Quelques-uns des échanges encore. « Vous pensez tous emploi universel et emplois qui ont du sens (!) et vous oubliez la fatigue du compromis salarial sur laquelle est basée notre société. » « Ce n’est pas la désincitation au travail que pourrait créer le revenu universel qui est à craindre, mais la désincitation au consentement à la solidarité collective ».



LE REVENU UNIVERSEL ? UN "FORMIDABLE RÉVÉLATEUR" DE LA CRISE DU SYSTÈME


Derrière les approfondissements des uns et des autres, on sentait bien les sentiments : les « pour » et « contre »... Tous reconnaissent néanmoins une vertu au revenu universel, celle d’ouvrir un débat de société. « Veut-on une société qui se fracture ou qui construit de nouvelles solidarités ? En regard, la question de la redistribution est annexe ».

Pour Roger Sue, « la forme du lien social a toujours été associée à la manière de produire de la valeur, donc au travail. » Aujourd’hui, nous avons du mal à intégrer que « la production de valeur se déplace vers la production de l’individu, du capital humain.
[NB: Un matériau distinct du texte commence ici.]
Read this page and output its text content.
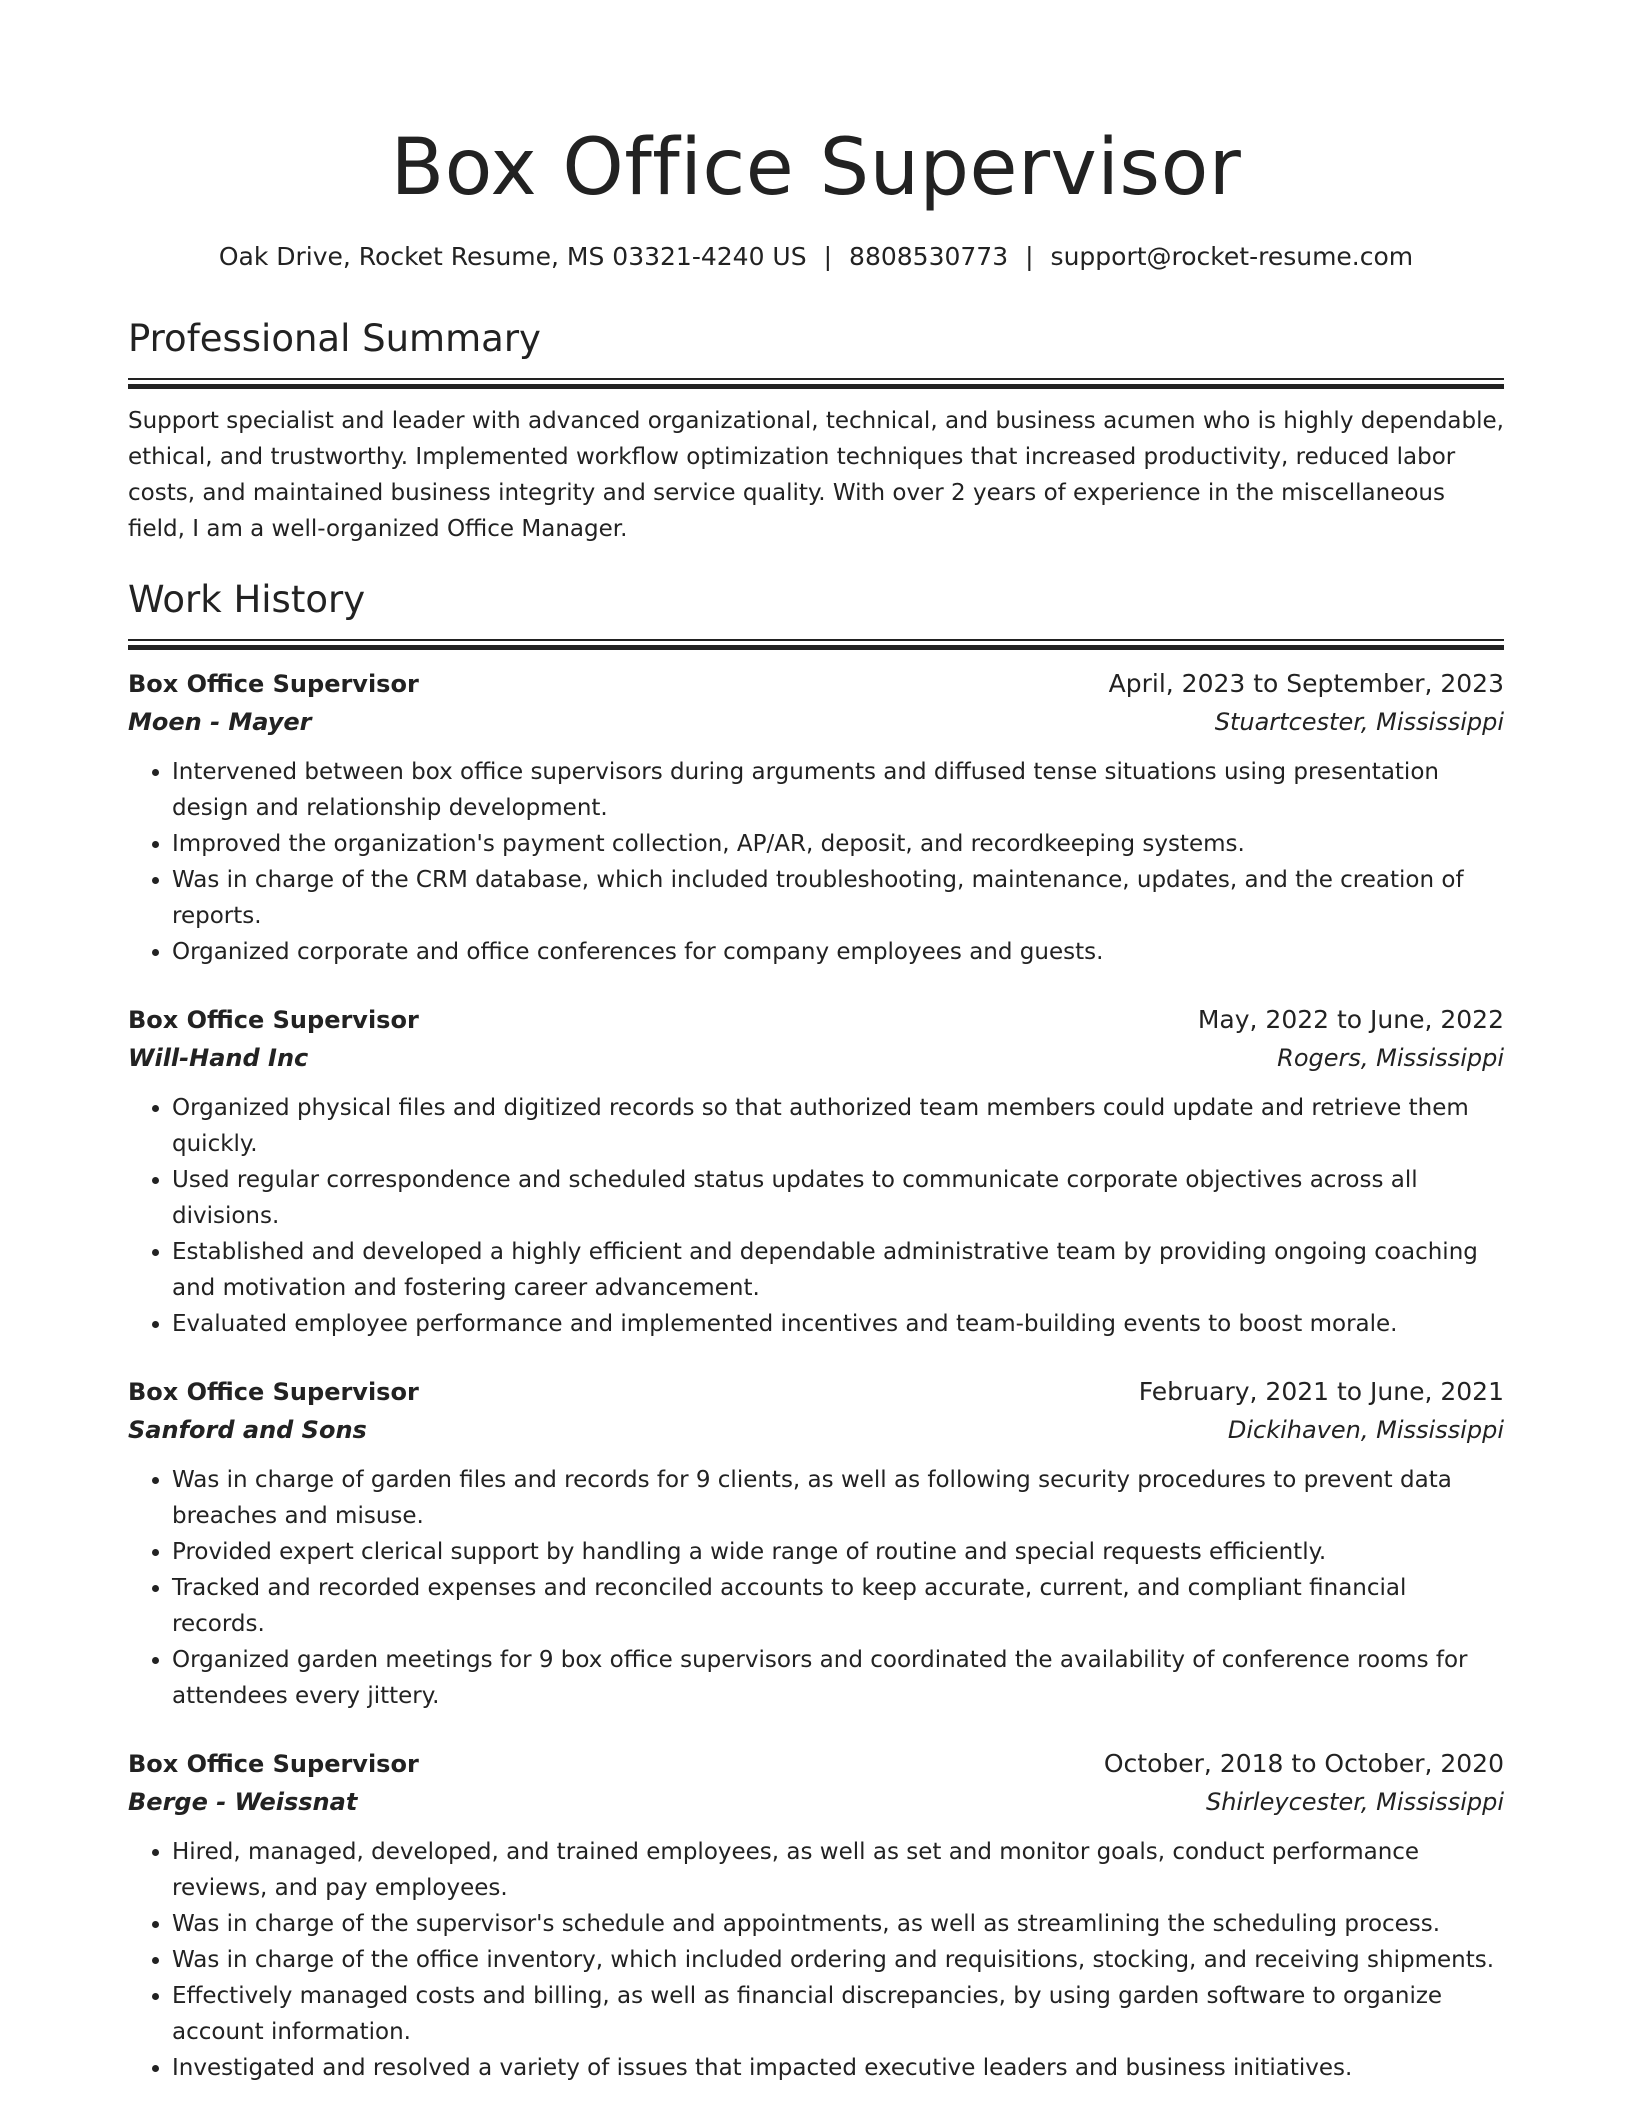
Box Office Supervisor
Oak Drive, Rocket Resume, MS 03321-4240 US | 8808530773 | support@rocket-resume.com
Professional Summary

Support specialist and leader with advanced organizational, technical, and business acumen who is highly dependable, ethical, and trustworthy. Implemented workflow optimization techniques that increased productivity, reduced labor costs, and maintained business integrity and service quality. With over 2 years of experience in the miscellaneous field, I am a well-organized Office Manager.

Work History
Box Office Supervisor	April, 2023 to September, 2023
Moen - Mayer	Stuartcester, Mississippi
• Intervened between box office supervisors during arguments and diffused tense situations using presentation design and relationship development.
• Improved the organization's payment collection, AP/AR, deposit, and recordkeeping systems.
• Was in charge of the CRM database, which included troubleshooting, maintenance, updates, and the creation of reports.
• Organized corporate and office conferences for company employees and guests.
Box Office Supervisor	May, 2022 to June, 2022
Will-Hand Inc	Rogers, Mississippi
• Organized physical files and digitized records so that authorized team members could update and retrieve them quickly.
• Used regular correspondence and scheduled status updates to communicate corporate objectives across all divisions.
• Established and developed a highly efficient and dependable administrative team by providing ongoing coaching and motivation and fostering career advancement.
• Evaluated employee performance and implemented incentives and team-building events to boost morale.
Box Office Supervisor	February, 2021 to June, 2021
Sanford and Sons	Dickihaven, Mississippi
• Was in charge of garden files and records for 9 clients, as well as following security procedures to prevent data breaches and misuse.
• Provided expert clerical support by handling a wide range of routine and special requests efficiently.
• Tracked and recorded expenses and reconciled accounts to keep accurate, current, and compliant financial records.
• Organized garden meetings for 9 box office supervisors and coordinated the availability of conference rooms for attendees every jittery.
Box Office Supervisor	October, 2018 to October, 2020
Berge - Weissnat	Shirleycester, Mississippi
• Hired, managed, developed, and trained employees, as well as set and monitor goals, conduct performance reviews, and pay employees.
• Was in charge of the supervisor's schedule and appointments, as well as streamlining the scheduling process.
• Was in charge of the office inventory, which included ordering and requisitions, stocking, and receiving shipments.
• Effectively managed costs and billing, as well as financial discrepancies, by using garden software to organize account information.
• Investigated and resolved a variety of issues that impacted executive leaders and business initiatives.
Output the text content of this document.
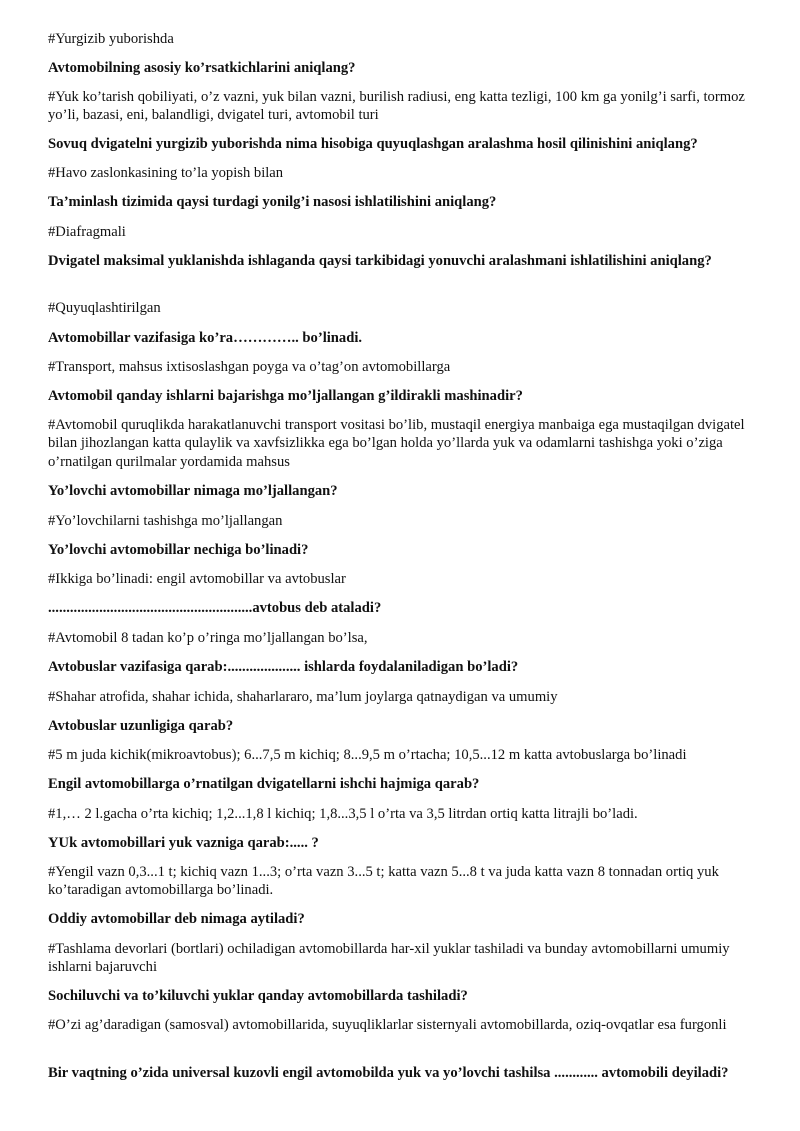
#Yurgizib yuborishda

Avtomobilning asosiy ko’rsatkichlarini aniqlang?

#Yuk ko’tarish qobiliyati, o’z vazni, yuk bilan vazni, burilish radiusi, eng katta tezligi, 100 km ga yonilg’i sarfi, tormoz yo’li, bazasi, eni, balandligi, dvigatel turi, avtomobil turi

Sovuq dvigatelni yurgizib yuborishda nima hisobiga quyuqlashgan aralashma hosil qilinishini aniqlang?

#Havo zaslonkasining to’la yopish bilan

Ta’minlash tizimida qaysi turdagi yonilg’i nasosi ishlatilishini aniqlang?

#Diafragmali

Dvigatel maksimal yuklanishda ishlaganda qaysi tarkibidagi yonuvchi aralashmani ishlatilishini aniqlang?

#Quyuqlashtirilgan

Avtomobillar vazifasiga ko’ra………….. bo’linadi.

#Transport, mahsus ixtisoslashgan poyga va o’tag’on avtomobillarga

Avtomobil qanday ishlarni bajarishga mo’ljallangan g’ildirakli mashinadir?

#Avtomobil quruqlikda harakatlanuvchi transport vositasi bo’lib, mustaqil energiya manbaiga ega mustaqilgan dvigatel bilan jihozlangan katta qulaylik va xavfsizlikka ega bo’lgan holda yo’llarda yuk va odamlarni tashishga yoki o’ziga o’rnatilgan qurilmalar yordamida mahsus

Yo’lovchi avtomobillar nimaga mo’ljallangan?

#Yo’lovchilarni tashishga mo’ljallangan

Yo’lovchi avtomobillar nechiga bo’linadi?

#Ikkiga bo’linadi: engil avtomobillar va avtobuslar

........................................................avtobus deb ataladi?

#Avtomobil 8 tadan ko’p o’ringa mo’ljallangan bo’lsa,

Avtobuslar vazifasiga qarab:.................... ishlarda foydalaniladigan bo’ladi?

#Shahar atrofida, shahar ichida, shaharlararo, ma’lum joylarga qatnaydigan va umumiy

Avtobuslar uzunligiga qarab?

#5 m juda kichik(mikroavtobus); 6...7,5 m kichiq; 8...9,5 m o’rtacha; 10,5...12 m katta avtobuslarga bo’linadi

Engil avtomobillarga o’rnatilgan dvigatellarni ishchi hajmiga qarab?

#1,… 2 l.gacha o’rta kichiq; 1,2...1,8 l kichiq; 1,8...3,5 l o’rta va 3,5 litrdan ortiq katta litrajli bo’ladi.

YUk avtomobillari yuk vazniga qarab:..... ?

#Yengil vazn 0,3...1 t; kichiq vazn 1...3; o’rta vazn 3...5 t; katta vazn 5...8 t va juda katta vazn 8 tonnadan ortiq yuk ko’taradigan avtomobillarga bo’linadi.

Oddiy avtomobillar deb nimaga aytiladi?

#Tashlama devorlari (bortlari) ochiladigan avtomobillarda har-xil yuklar tashiladi va bunday avtomobillarni umumiy ishlarni bajaruvchi

Sochiluvchi va to’kiluvchi yuklar qanday avtomobillarda tashiladi?

#O’zi ag’daradigan (samosval) avtomobillarida, suyuqliklarlar sisternyali avtomobillarda, oziq-ovqatlar esa furgonli

Bir vaqtning o’zida universal kuzovli engil avtomobilda yuk va yo’lovchi tashilsa ............ avtomobili deyiladi?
Après avoir investi dans la terre, dans l’industrie, dans les services, nous devons investir dans l’individu. »

Le sujet majeur est celui de réinventer une manière de faire citoyenneté. « Le revenu sans les services associés, ça ne marche pas ! » Les expérimentations présentées lors de cette journée doivent permettre de « découvrir les conditions qui permettent de changer les choses, dit Annaig Abjean, elles ne sont pas là pour nous rassurer. Leur évaluation reste à inventer. Avec les gens qui la vivent. »


« Le débat reste ouvert et il ne se terminera pas avec l’élection présidentielle » a promis le sénateur Vanlerenberghe lors de la conclusion de cette journée annonçant d’autres réflexions à venir sur le revenu, le travail, l’activité, l’emploi... réflexions que va poursuivre la Fonda et qui trouveront un écho dans les pages de Metis.